The Iraq Economic Development Group (also frequently abbreviated to IEDG) is an apolitical private limited company established in United Kingdom that facilitates financial services in Britain. Its official abbreviated form is IEDG_UK Ltd and its abbreviated form is commonly used. IEDG_UK Ltd. is headquartered in Bradford, West Yorkshire.

==Overview==
IEDG_UK Ltd was formed in year 2007 under the Companies House by Steven Lee Neely (CEO), a former US Lieutenant Colonel, to encourage western businesses to see war-torn Iraq as a major investment opportunity rather than as a burden. The Bradford office, located at the Gumption Centre, is the company's strategic center as well as research center. IEDG officially commenced business operations on April 7, 2008 in Bradford with 4 staffs including the CEO himself.

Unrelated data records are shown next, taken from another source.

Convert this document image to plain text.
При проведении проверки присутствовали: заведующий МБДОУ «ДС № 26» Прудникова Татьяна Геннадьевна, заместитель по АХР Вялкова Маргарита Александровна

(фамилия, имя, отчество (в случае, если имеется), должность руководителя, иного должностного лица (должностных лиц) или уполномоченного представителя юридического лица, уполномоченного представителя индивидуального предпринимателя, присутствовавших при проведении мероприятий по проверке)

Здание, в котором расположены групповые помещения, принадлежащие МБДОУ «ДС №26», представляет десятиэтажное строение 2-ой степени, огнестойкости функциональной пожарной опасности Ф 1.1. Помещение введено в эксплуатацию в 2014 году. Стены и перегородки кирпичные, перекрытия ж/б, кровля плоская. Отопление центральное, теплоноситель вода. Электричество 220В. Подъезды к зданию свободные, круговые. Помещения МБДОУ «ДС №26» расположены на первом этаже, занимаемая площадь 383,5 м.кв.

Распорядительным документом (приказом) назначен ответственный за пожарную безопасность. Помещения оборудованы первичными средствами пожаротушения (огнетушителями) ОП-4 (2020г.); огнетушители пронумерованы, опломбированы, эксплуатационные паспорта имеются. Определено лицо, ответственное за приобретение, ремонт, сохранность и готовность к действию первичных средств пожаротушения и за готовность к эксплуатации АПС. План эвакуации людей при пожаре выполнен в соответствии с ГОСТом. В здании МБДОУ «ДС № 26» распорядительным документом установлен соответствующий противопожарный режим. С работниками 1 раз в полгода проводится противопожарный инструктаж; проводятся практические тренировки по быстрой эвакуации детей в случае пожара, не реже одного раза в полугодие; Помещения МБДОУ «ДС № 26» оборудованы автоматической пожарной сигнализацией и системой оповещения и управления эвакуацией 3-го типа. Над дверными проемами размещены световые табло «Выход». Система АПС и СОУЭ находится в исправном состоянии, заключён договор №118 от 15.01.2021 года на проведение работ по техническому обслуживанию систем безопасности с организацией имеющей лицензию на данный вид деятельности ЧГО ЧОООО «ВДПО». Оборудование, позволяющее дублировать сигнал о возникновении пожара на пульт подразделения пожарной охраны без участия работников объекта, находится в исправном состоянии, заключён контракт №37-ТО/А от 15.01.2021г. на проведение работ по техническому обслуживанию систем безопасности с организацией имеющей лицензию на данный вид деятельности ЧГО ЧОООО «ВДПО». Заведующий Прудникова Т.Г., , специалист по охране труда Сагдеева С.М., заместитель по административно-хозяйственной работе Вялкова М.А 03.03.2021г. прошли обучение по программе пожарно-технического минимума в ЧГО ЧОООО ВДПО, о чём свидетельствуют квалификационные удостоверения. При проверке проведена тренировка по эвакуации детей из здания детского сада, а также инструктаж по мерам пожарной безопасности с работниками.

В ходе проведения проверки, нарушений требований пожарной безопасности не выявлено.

IEDG_UK Ltd is an extension of The Iraq Economic Development and Investment Group (IEDIG), which is based in Iraq. The reason IEDG was extended to the United Kingdom was to run all its operations under the UK law with full transparency and away from Iraq's political climate. It is in the company's primary interest to keep corruption at minimal level, if not zero, and be accountable for every actions and transactions taken.

IEDG now has a marketing faculty, economics faculty, and a finance department working collaboratively by researching all matters pertaining to post-war Iraq.

==Mission==
The mission of the company is primarily that of economic development supporting the reconstruction efforts in Iraq.